China has already built a hydro power project at Zangmu on Yarlung Zangbo and plans to build three more dams at Dagu, Jiexu and Jiacha. Though they are touted as hydropower and run of the river projects still, it will severely curtail the water flow of Brahmaputra. What would be the most damaging would be that the Chinese have planned to build in their 14th Five Year Plan 2021-25, a series of 11 more dams on the Great Bend of the river.
The river goes through a canyon longer and deeper than the Grand Canyon Colorado. The river drops nearly 3000 meters, in a stretch of 50 Kms. When completed it is expected to generate 60 gigawatts of power that would be nearly three times more than the ‘Three Gorges Dam’. This will give China total control over the waters of Yarlung Zangbo with the impunity to store water with options to release it during monsoons causing widespread destruction in the Brahmaputra valley. Though there is a UN Environmental Modification Commission that prohibits the hostile use of Environment for military purposes; we all know China well with no respectfor UN Institutions and international order; India would need to counter such threats with its organic capabilities.

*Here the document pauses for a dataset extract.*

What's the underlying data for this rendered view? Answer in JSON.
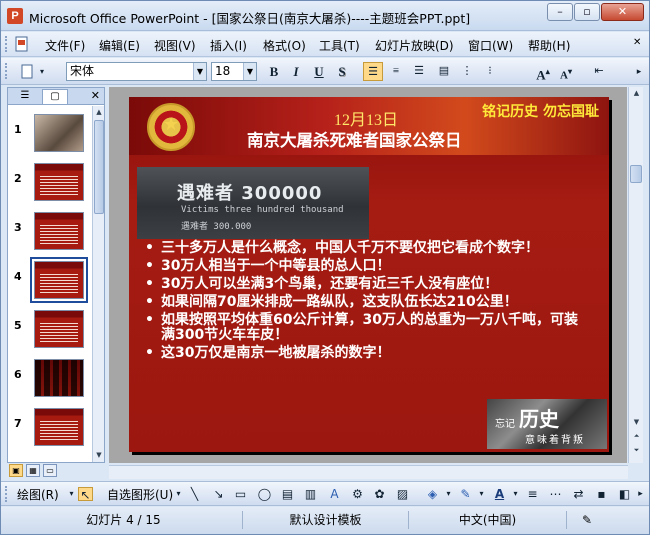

Countering China’s Water Weaponization
A lower riparian state can do very little to an upper riparian state. We need to deal with China with our other instruments of national power. I have written about it in the past hence a quick list of our recommended actions. Propagate Two-China Policy and recognize Taiwan as an independent country. Share nuclear and missile technology with Taiwan and assure her the same support that China has been giving it to Pakistan. India needs to export on priority at discounted rate Brahmos Missiles to Taiwan. Form an Indo-Pacific NATO with the Quad Countries. As it is, South Korea, the first Asian country, has joined the NATO cyber research center. It could be that NATO is smelling blood to make inroads into Asia? Incite and support freedom movements in Tibet and Xinjiang just as China is fanning militancy in our Northeast through Myanmar. Prop up HH Dalai Lama and invite him to Arunachal Pradesh to spend a couple of months in a year at Tawang Monastery. Move the Central Tibetan Administration from Dharamshala to New Delhi so that they are better placed to interact with foreign embassies to spread their cause. A similar act like the ‘Tibetan Support and Policy Act 2020 passed by the US House of Representatives should be passed by Indian Parliament that not only covers all issues including HH Dalai Lama’s incarnation and for preserving the water resources of Tibet. India should take initiative to group ten lower riparian countries of China of South and SE Asia and collectively act together against Chinese reckless behavior and force it into water sharing agreements.
Conclusion
It is high time that India learns to utilize all her instruments of national power to formulate a strategy to pursue her national interests. Weaponization of Trans Border Water Courses is a very effective tool against Pakistan which should be used to control its behavior and force her to abide by our wishes. Even the threat of weaponization is adequate to keep under leash. At the same time, we should
develop a skilled foreign policy counter to regulate China’s behavior so that it does not weaponize the trans-border water courses. Holding cards of Tibet, Xinjiang, Taiwan and Quad have the potential to prevent China from using water as a weapon against us. Ultimately, the side that wins is the one who can adopt a bold foreign policy and the political will to execute the policy into action.